Smashing the Implementation Records of AES S-box
Author(s) -
Arash Reyhani-Masoleh,
Mostafa Taha,
Doaa Ashmawy
Publication year - 2018
Publication title -
iacr transactions on cryptographic hardware and embedded systems
Language(s) - English
Resource type - Journals
ISSN - 2569-2925
DOI - 10.46586/tches.v2018.i2.298-336
Subject(s) - s box , heuristics , computer science , white box , block (permutation group theory) , box model , logic gate , minification , black box , algorithm , computer engineering , mathematics , block cipher , programming language , cryptography , operating system , software engineering , artificial intelligence , geometry , climatology , geology
Canright S-box has been known as the most compact S-box design since its introduction back in CHES’05. Boyar-Peralta proposed logic-minimization heuristics that could reduce the gate count of Canright S-box from 120 gates to 113 gates, however synthesis results did not reflect much improvement.

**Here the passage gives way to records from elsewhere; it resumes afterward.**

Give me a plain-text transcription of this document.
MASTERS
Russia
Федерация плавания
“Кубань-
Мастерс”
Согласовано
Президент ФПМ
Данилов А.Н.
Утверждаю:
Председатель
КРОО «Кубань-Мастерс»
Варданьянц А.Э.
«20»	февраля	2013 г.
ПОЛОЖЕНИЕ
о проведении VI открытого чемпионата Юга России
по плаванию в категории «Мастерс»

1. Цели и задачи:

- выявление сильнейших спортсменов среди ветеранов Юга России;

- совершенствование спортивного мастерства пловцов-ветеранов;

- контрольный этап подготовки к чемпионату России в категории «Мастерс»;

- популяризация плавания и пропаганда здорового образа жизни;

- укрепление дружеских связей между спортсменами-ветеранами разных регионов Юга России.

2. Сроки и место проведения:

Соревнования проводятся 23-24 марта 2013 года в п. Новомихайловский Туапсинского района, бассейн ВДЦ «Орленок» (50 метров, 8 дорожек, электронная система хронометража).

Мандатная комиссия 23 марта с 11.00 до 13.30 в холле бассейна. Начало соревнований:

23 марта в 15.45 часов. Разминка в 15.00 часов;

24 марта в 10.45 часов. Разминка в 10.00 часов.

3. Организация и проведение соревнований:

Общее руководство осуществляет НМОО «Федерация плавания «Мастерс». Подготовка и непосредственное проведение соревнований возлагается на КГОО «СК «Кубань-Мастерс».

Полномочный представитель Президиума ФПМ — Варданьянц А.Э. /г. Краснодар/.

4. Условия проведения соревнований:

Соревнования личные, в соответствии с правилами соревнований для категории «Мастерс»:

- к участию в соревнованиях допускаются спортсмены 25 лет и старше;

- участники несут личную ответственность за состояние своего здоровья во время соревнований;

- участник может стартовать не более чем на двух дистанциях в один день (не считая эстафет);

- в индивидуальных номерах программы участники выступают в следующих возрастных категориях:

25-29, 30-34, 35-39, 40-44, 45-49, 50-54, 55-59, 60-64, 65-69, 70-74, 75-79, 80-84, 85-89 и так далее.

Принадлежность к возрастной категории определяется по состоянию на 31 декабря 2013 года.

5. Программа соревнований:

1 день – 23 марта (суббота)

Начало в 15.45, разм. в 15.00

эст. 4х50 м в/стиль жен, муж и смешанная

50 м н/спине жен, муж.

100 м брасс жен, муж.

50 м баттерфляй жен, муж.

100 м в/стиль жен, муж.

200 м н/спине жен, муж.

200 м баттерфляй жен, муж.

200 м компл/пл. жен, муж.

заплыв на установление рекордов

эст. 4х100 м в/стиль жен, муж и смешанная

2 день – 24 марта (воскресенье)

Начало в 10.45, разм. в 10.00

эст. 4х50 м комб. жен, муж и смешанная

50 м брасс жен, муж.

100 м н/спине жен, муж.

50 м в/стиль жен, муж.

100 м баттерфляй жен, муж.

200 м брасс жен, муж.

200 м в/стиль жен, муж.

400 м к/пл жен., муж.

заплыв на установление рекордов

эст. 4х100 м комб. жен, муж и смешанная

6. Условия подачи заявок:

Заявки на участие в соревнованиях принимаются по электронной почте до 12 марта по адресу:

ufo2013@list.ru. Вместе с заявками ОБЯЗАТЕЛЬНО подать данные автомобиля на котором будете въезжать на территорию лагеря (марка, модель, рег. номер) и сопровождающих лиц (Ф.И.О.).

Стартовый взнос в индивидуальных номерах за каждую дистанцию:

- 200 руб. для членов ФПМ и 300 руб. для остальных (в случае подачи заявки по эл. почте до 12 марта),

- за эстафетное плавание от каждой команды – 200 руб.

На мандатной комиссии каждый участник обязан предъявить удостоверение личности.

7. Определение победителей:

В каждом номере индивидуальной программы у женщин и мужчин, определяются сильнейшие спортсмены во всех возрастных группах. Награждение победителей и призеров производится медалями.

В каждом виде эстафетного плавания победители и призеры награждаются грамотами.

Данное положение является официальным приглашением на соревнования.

In CHES’15, Ueno et al. proposed an S-box that has a slightly higher area, but significantly faster than the previous designs, hence it was the most efficient (measured by area×delay) S-box implementation to date. In this paper, we propose two new designs for the AES S-box. One design has a smaller implementation area than both Canright and the 113-gate S-boxes. Hence, our first design is the smallest AES S-box to date, breaking the 13 years implementation record of Canright. The second design is faster and smaller than the Ueno S-box. Hence, our second design is both the fastest and the most efficient S-box design to date. While doing so, we also propose new logicminimization heuristics that outperform the previous algorithms of Boyar-Peralta. Finally, we conduct an exhaustive evaluation of each and every block in the S-box circuit, using both structural and behavioral HDL modeling, to reach the optimum synergy between theoretical algorithms and technology-supported optimization tools. We show that involving the technology-supported CAD tools in the analysis results in several counter-intuitive results.